"Flat" rate means taxes rise with appraisals

May 16, 2013 at 12:16 a.m.

Editor, the Advocate:

The 2013 CAD Appraisal Notices have graced our mailboxes and what joys they are! Considering the buzz on the grapevine and my own 10 percent maximum increase, it seems we're in for a big jump in overall valuations. As expected, talk instantly turns to protesting the appraisals in hopes of avoiding tax increases. While this is an appropriate individual response, the taxpayers should direct their collective focus onto the real culprits in how appraisals get converted into tax increases - the city, county and VISD.

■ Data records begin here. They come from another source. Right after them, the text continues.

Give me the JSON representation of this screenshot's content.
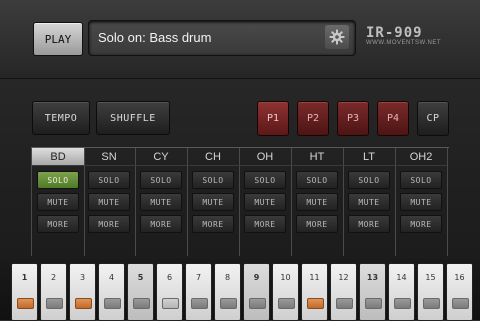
{
  "header": {
    "play_label": "PLAY",
    "display_text": "Solo on: Bass drum",
    "logo_text": "IR-909",
    "logo_sub": "WWW.MOVENTSW.NET"
  },
  "controls": {
    "tempo_label": "TEMPO",
    "shuffle_label": "SHUFFLE",
    "patterns": [
      "P1",
      "P2",
      "P3",
      "P4"
    ],
    "active_pattern": "P1",
    "cp_label": "CP"
  },
  "tracks": [
    {
      "name": "BD",
      "selected": true,
      "solo": "SOLO",
      "solo_on": true,
      "mute": "MUTE",
      "more": "MORE"
    },
    {
      "name": "SN",
      "selected": false,
      "solo": "SOLO",
      "solo_on": false,
      "mute": "MUTE",
      "more": "MORE"
    },
    {
      "name": "CY",
      "selected": false,
      "solo": "SOLO",
      "solo_on": false,
      "mute": "MUTE",
      "more": "MORE"
    },
    {
      "name": "CH",
      "selected": false,
      "solo": "SOLO",
      "solo_on": false,
      "mute": "MUTE",
      "more": "MORE"
    },
    {
      "name": "OH",
      "selected": false,
      "solo": "SOLO",
      "solo_on": false,
      "mute": "MUTE",
      "more": "MORE"
    },
    {
      "name": "HT",
      "selected": false,
      "solo": "SOLO",
      "solo_on": false,
      "mute": "MUTE",
      "more": "MORE"
    },
    {
      "name": "LT",
      "selected": false,
      "solo": "SOLO",
      "solo_on": false,
      "mute": "MUTE",
      "more": "MORE"
    },
    {
      "name": "OH2",
      "selected": false,
      "solo": "SOLO",
      "solo_on": false,
      "mute": "MUTE",
      "more": "MORE"
    }
  ],
  "steps": [
    {
      "num": "1",
      "led": "on",
      "bold": true
    },
    {
      "num": "2",
      "led": "off",
      "bold": false
    },
    {
      "num": "3",
      "led": "on",
      "bold": false
    },
    {
      "num": "4",
      "led": "off",
      "bold": false
    },
    {
      "num": "5",
      "led": "off",
      "bold": true
    },
    {
      "num": "6",
      "led": "light",
      "bold": false
    },
    {
      "num": "7",
      "led": "off",
      "bold": false
    },
    {
      "num": "8",
      "led": "off",
      "bold": false
    },
    {
      "num": "9",
      "led": "off",
      "bold": true
    },
    {
      "num": "10",
      "led": "off",
      "bold": false
    },
    {
      "num": "11",
      "led": "on",
      "bold": false
    },
    {
      "num": "12",
      "led": "off",
      "bold": false
    },
    {
      "num": "13",
      "led": "off",
      "bold": true
    },
    {
      "num": "14",
      "led": "off",
      "bold": false
    },
    {
      "num": "15",
      "led": "off",
      "bold": false
    },
    {
      "num": "16",
      "led": "off",
      "bold": false
    }
  ]
}
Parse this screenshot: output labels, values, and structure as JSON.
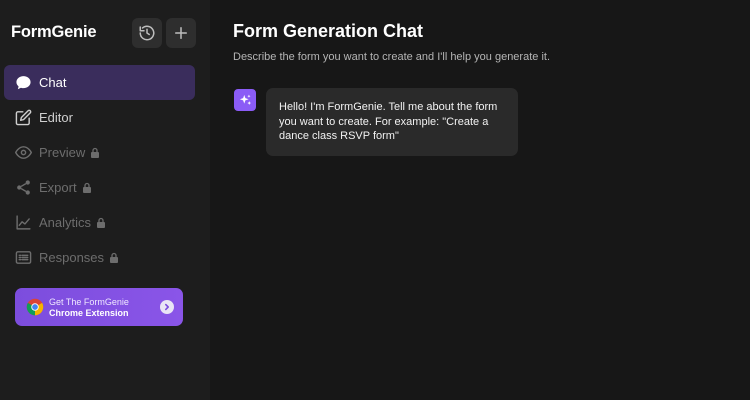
{
  "sidebar": {
    "brand": "FormGenie",
    "history_button": {
      "icon": "history-icon"
    },
    "new_chat_button": {
      "icon": "plus-icon"
    },
    "nav": [
      {
        "label": "Chat",
        "icon": "chat-bubble-icon",
        "active": true,
        "locked": false
      },
      {
        "label": "Editor",
        "icon": "edit-icon",
        "active": false,
        "locked": false
      },
      {
        "label": "Preview",
        "icon": "eye-icon",
        "active": false,
        "locked": true
      },
      {
        "label": "Export",
        "icon": "share-icon",
        "active": false,
        "locked": true
      },
      {
        "label": "Analytics",
        "icon": "line-chart-icon",
        "active": false,
        "locked": true
      },
      {
        "label": "Responses",
        "icon": "list-icon",
        "active": false,
        "locked": true
      }
    ],
    "promo": {
      "line1": "Get The FormGenie",
      "line2": "Chrome Extension",
      "icon": "chrome-icon"
    }
  },
  "main": {
    "title": "Form Generation Chat",
    "subtitle": "Describe the form you want to create and I'll help you generate it.",
    "messages": [
      {
        "role": "assistant",
        "icon": "sparkles-icon",
        "text": "Hello! I'm FormGenie. Tell me about the form you want to create. For example: \"Create a dance class RSVP form\""
      }
    ]
  },
  "colors": {
    "background": "#171717",
    "sidebar": "#1d1d1d",
    "active_nav": "#3a2d5c",
    "accent": "#8b5cf6",
    "bubble": "#2a2a2a"
  }
}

Due to persistent repetition by elected officials, we're made to believe they have little control over the tax increases that are attributed to property appraisal increases, but this is an outright fallacy. Taxing bodies have complete control over their tax rates, and since the total taxable valuation is known when tax rates are set, they're perfectly capable of decreasing their tax rates proportional to a valuation increase by adopting the effective tax rate, which collects revenue similar to the previous year.

A prime example of the aforementioned fallacy is Victoria County from 2004 to 2010. During that period, the commissioners court boasted a "flat" tax rate of 0.3986, but it wasn't quite so boastful of the nearly 40 percent increase in its property tax collections over that period (2011 CAFR, pg. 144-147). Even after the City Council's famous battles over half-cent tax rate reductions, its property tax collections increased by 36 percent over the same stretch (2012 CAFR, pg. 196-197). While insufficient, VISD made the most genuine efforts in countering the property value increases by reducing its tax rate by nearly 15 percent during that six-year span, which still netted about a 20 percent increase in property tax collections (2012 CAFR, pg. 96). These results depart greatly from the diversionary rhetoric coming from many of our elected representatives.

I hope it's now grossly apparent where our energies should be directed to lower our property tax bills. We must diligently combat the insatiable urges of the taxing bodies that strive to lay even greater claims on our property and labor. Resist!